Figure 6. Screen to identify drugs that rescue scn1Lab mutant epilepsy phenotype.

Figure 6

(A) Box plot of mean velocity (in mm/sec) for two consecutive recordings of mutant larvae in embryo media. The percent change in velocity from baseline (recording #1) vs. experimental (recording #2) is shown. The bottom and top of box represent 25th and 75th percentile, respectively. The horizontal line represents median value; vertical lines encompass the entire range of values. (B) Plot of the effect of AEDs on seizure behavior in scn1Lab mutants.. Bars represent percent change in mean velocity; 6–12 fish per experiment. Drugs tested at 1 mM; diazepam (Dzp; p < 0.001), carbamazepine (Carb; p = 0.024), ganaxolone (Gan; p = 0.003), stiripentol (Stp; p = 0.001), valproate (Vpa;, p = 0.026) and a 48 hr ketogenic diet (KD; p = 0.003) exposure reduced seizure activity, measured as a change in velocity, by more than the standard deviation in control recordings (34 %, dotted line). Acetazolamide (Acet; p < 0.001) and ethosuximide (Etx; p = 0.250) increased seizure behavior; levetiracetam (Lev; p = 0.243), and lamotrigine (Ltg; p = 0.058) had no effect. (C) Plot for all 320 compounds tested. Colored circles (red) represent positive hits; compounds that decreased activity by 100% were generally toxic; 6–12 fish per trial. Arrowhead; first clemizole trial. (D) Plot of drug re-trials on separate mutant clutches; 100 µM per drug; 10 fish per trial. Abbreviations: Clem, clemizole; Clem + PTZ, clemizole + 15 mM PTZ; Clorg, clorgiline; Tolp, tolperisone; Zox, zoxazolamine. Effect of acute clemizole on PTZ-induced seizures shown for wild-type larvae. Bars represent mean ± S.E.M. For panels B and D: Student’s paired t-test or Mann-Whitney Rank Sum test with significance set at p = 0.01 (*) or p < 0.001 (**). (E) Sample electrophysiology recordings from scn1Lab mutants exposed to clemizole in the locomotion assay (D) and then monitored using a forebrain recording (top trace; ictal-like burst shown in inset). Similar traces for an un-treated mutant (middle) and mutant treated with zoxazolamine (bottom). Scale bars: large traces 0.5 mV, 10 s; inset 0.5 mV, 100 msec.

Discussion

The scn1Lab zebrafish mutant described here is the first simple vertebrate model of a sodium channel mutation that recapitulates features of Dravet syndrome, a catastrophic form of drug-resistant epilepsy in children. We have shown that these mutants exhibit hyperactivity, including convulsive behavior, spontaneous electrographic seizures, shortened lifespan and a pharmacological profile similar to the human condition. Additional molecular analysis of scn1Lab mutants suggests the absence of gross changes in global gene expression and a lack of compensation, at the RNA level, by other voltage-gated Na+ channel subunits. A two-stage phenotype-based drug screening strategy to identify lead compounds with the potential to ameliorate epilepsy phenotypes associated with SCN1A mutation identified one FDA-approved drug (clemizole).

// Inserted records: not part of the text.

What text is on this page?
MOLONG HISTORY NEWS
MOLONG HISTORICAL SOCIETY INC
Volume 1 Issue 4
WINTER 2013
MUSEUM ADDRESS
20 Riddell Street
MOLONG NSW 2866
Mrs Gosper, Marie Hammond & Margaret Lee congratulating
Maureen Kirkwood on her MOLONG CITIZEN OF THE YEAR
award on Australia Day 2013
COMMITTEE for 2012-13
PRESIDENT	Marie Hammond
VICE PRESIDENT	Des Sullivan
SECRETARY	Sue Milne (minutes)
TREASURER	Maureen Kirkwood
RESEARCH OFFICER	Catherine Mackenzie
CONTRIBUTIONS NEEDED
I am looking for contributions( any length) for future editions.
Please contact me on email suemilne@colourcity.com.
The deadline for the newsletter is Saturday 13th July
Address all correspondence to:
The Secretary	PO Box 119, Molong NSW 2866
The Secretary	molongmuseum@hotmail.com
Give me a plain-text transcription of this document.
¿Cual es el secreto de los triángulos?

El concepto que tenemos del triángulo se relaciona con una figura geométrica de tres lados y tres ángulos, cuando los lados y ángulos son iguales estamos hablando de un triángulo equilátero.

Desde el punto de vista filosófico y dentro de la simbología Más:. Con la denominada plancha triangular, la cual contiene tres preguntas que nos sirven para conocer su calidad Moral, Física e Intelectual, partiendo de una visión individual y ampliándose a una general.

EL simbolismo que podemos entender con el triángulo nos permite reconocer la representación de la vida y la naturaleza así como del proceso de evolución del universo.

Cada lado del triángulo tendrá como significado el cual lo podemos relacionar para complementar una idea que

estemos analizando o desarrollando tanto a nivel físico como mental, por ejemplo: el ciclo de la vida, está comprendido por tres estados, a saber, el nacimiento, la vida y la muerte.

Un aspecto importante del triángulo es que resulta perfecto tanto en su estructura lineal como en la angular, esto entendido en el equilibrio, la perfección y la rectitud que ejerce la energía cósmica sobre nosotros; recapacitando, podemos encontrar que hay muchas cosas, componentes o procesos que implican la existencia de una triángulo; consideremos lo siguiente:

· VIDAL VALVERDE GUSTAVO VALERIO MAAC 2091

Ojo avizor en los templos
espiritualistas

Electroencephalographic (EEG) activity is typically normal in the first year of life for DS patients with an evolution to abnormal paroxysmal and polyspike activity between 1 and 9 years of age. This age-dependent pattern was mimicked in developing zebrafish larvae at ages where scn1a expression was significant. Forebrain extracellular recordings in very young larvae (3 dpf) appeared largely normal with the occasional small burst of polyspike activity. Frequent brief interictal-like activity with large amplitude polyspike burst discharges became more prominent as larvae aged. The architecture of these electrical events resembled those previously described in wild-type larvae exposed to pentylenetetrazole27, 4-aminopyridine24, linopirdine28 or hyperthermia26. The appearance of electrographic seizure activity corresponds with hyperactivity, full-body convulsions with associated high-velocity swim activity and brief loss-of-posture in freely behaving mutants. These types of spontaneous behaviors are never observed in wild-type larvae and, again, resemble those previously observed only during exposure to convulsant drugs. These behaviors are an indirect indicator of seizure activity and could be used for rapid in vivo evaluation of drug treatments and lethality in a multi-well format using automated locomotion tracking software32,33,35. We also show that seizures in scn1Lab zebrafish mutants are responsive to the ketogenic diet and four AEDs (e.g., valproate, benzodiazepine, potassium bromide and stiripentol) prescribed clinically for patients with DS41.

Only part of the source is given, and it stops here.